Salmon prompt cooperation
The restoration effort is also meant to encourage local governments, landowners and environmentalists to cooperate to restore the salmon species.
“People are trying to do the right thing without a regulatory hammer,” said Hans Berge, a county environmental scientist and a Lake Sammamish kokanee expert. “We’re trying to develop the carrot, but we don’t have a hammer yet and we don’t really have a carrot, but nevertheless, these jurisdictions are all working really well together and trying to support one another in making these things move forward.”
Lake Sammamish tributary streams serve as crucial spawning habitat for chinook, kokanee and other salmon species. Construction along the creeks and pollution from storm water runoff create threats to adult salmon, fry and eggs.
“Especially for kokanee and chinook, the focus is really on that egg-to-migrant survival, so getting them out of the creek into the lake safely is where the focus is across the board,” Berge said.
The group used funding from the King Conservation District to complete the list. Securing dollars to examine kokanee restoration projects requires some creativity.
“Kokanee, since they’re not listed as threatened, they don’t have the eligibility for a lot of the funding sources, like the Salmon Recovery Funding Board, for example,” Berge said. “If we can do projects that benefit chinook that also have benefits for kokanee, then that’s the win-win situation.”
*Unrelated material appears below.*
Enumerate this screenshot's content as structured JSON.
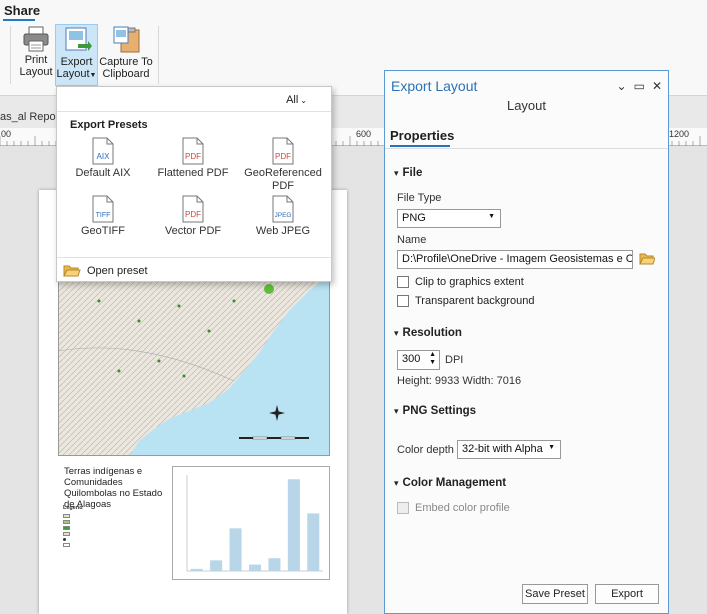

So, a kokanee-centric list of possible restoration projects might appear much different than the combined proposal.
Stopgap measure continues
Local environmental groups, governments and the Snoqualmie Tribe petitioned in 2007 to list the landlocked salmon species as endangered.
If the Fish & Wildlife Service lists a species as endangered, biologists create rules to protect the animal from human interference, designate critical habitat and joins state agencies, local governments and nonprofit organizations to increase the species’ chance of survival.
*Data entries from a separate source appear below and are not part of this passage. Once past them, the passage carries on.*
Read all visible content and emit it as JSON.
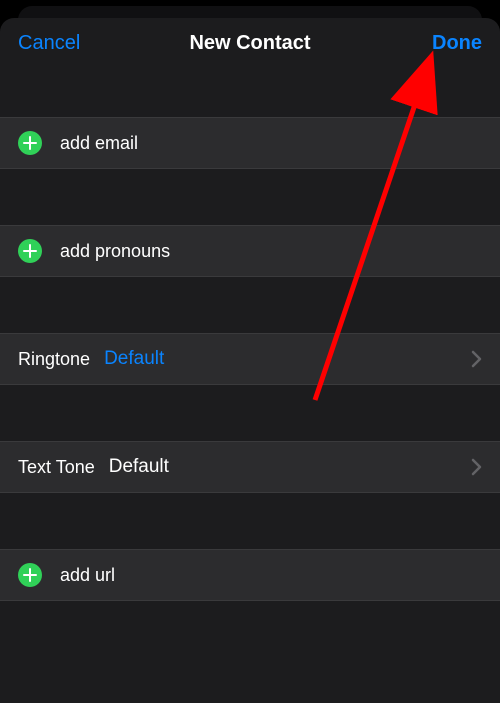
{
  "header": {
    "cancel": "Cancel",
    "title": "New Contact",
    "done": "Done"
  },
  "rows": {
    "addEmail": "add email",
    "addPronouns": "add pronouns",
    "ringtoneLabel": "Ringtone",
    "ringtoneValue": "Default",
    "textToneLabel": "Text Tone",
    "textToneValue": "Default",
    "addUrl": "add url"
  }
}
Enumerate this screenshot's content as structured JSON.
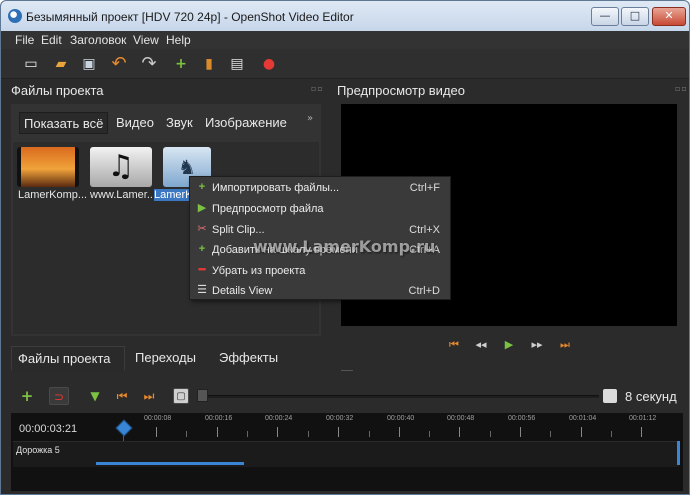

Teams collected adult kokanee from the streams in 2009 and last year. The agencies combined efforts to spawn the fish at the Issaquah hatchery, and then rear the eggs to fry at the Issaquah hatchery and the Quilcene National Fish Hatchery on the Olympic Peninsula.
The stopgap measure encompasses the Fish & Wildlife Service, state Department of Fish and Wildlife, and King County.
In the meantime, planners identified the possible projects to boost the potential for the species’ long-term survival.
“We need to make sure that these habitat projects happen sooner rather than later, while we still have the supplementation program to help us support it and get it started,” Berge said.
Susan Zemek, communications manager for the Puget Sound Partnership — a state agency leading the cleanup of the sound — said restoring habitat along Lake Sammamish is a smart decision.
“Issaquah Creek is listed in the recovery plans for the area as something that has got relatively high-quality habitat and relatively high fish use,” she said. “These are areas that are high priorities for protection.”